El cuerpo desmembrado de Wilmer Bejarano Bravo, expolicía y comerciante, fue localizado la mañana de este miércoles, 15 de abril de 2026, en la parte alta del barrio Las Terrazas, en la zona oeste de la ciudad de Esmeraldas. El hallazgo se produjo tras una alerta inmediata por el servicio ECU-911, que movilizó a las unidades especializadas hacia un sector de difícil acceso conocido por la ubicación de antenas y la subida del barrio Lindo.
El operativo de búsqueda inició pasadas las 08h00, tras recibir información sobre la posible ubicación de restos humanos. Agentes policiales realizaron un patrullaje a pie que permitió identificar un punto sospechoso entre los matorrales. Posteriormente, personal de Criminalística y de la Dirección de Delitos contra la Vida (Dinased) ejecutaron una excavación controlada, confirmando que el cadáver se encontraba dividido en siete partes.
Expolicía se dedicaba al comercio
El expolicía Wilmer Bejarano Bravo había sido reportado por sus familiares como desaparecido días atrás.

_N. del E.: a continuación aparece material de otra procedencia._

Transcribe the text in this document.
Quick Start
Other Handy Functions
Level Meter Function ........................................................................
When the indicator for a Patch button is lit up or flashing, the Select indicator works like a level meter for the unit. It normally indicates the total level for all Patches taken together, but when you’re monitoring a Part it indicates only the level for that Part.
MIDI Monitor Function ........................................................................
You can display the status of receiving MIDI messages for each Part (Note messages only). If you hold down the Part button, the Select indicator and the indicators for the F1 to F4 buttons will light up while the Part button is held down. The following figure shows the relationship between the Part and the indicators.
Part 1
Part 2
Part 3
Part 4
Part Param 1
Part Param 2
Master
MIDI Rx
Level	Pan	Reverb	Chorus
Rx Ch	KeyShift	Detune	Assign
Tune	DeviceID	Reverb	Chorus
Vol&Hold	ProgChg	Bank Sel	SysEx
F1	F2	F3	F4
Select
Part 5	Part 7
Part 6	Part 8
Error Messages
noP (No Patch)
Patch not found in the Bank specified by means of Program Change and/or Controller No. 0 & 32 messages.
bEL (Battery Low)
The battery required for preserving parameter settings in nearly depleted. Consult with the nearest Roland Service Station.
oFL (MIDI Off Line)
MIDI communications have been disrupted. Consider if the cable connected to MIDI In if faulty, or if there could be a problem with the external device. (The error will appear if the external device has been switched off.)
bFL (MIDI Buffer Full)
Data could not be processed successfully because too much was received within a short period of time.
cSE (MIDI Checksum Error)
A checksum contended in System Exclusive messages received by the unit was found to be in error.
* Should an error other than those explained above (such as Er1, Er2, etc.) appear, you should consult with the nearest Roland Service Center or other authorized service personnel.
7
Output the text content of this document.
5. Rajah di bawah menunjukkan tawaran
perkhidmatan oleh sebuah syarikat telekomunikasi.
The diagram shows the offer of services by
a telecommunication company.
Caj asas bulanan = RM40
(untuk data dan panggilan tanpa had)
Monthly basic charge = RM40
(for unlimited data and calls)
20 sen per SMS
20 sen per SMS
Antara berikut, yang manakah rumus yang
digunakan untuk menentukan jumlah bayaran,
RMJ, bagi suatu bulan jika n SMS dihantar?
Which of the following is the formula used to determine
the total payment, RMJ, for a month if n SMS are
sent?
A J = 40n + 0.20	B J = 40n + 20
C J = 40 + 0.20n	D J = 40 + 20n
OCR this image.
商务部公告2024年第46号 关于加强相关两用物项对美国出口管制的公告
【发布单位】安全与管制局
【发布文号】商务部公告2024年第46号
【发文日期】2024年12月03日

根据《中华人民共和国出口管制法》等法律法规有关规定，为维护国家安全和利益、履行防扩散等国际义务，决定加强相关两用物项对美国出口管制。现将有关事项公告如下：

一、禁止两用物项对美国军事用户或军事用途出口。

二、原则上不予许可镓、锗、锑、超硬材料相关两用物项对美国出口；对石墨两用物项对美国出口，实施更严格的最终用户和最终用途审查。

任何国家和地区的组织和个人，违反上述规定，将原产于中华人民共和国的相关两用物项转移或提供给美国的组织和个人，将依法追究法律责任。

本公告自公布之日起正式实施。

Según información proporcionada por allegados, la víctima se desempeñó como servidor policial hasta hace aproximadamente tres años, cuando solicitó la disponibilidad de su cargo para dedicarse a actividades comerciales en el mercado municipal de la capital esmeraldeña.
Moradores del sector, quienes solicitaron el anonimato por motivos de seguridad, indicaron que durante la jornada del martes 14 de abril observaron a varias personas desconocidas ingresando a la zona boscosa portando fundas plásticas. Según estos testimonios, los individuos permanecieron un tiempo considerable en el sitio antes de retirarse con rumbo desconocido.
Creciente violencia en Esmeraldas
Estas declaraciones forman parte de la línea de investigación que maneja la Fiscalía de Personas Desaparecidas, cuya titular acudió ael lugar de los hechos para supervisar el procedimiento legal y el levantamiento de los restos.
Este suceso se enmarca en una semana de creciente violencia en la provincia de Esmeraldas, donde se contabilizan cuatro asesinatos en incidentes direccionados. La ola de criminalidad reciente también ha dejado como saldo un niño de cuatro años y un servidor policial heridos en distintos eventos. Las autoridades mantienen operativos vigentes en la zona oeste para identificar a los responsables de este crimen.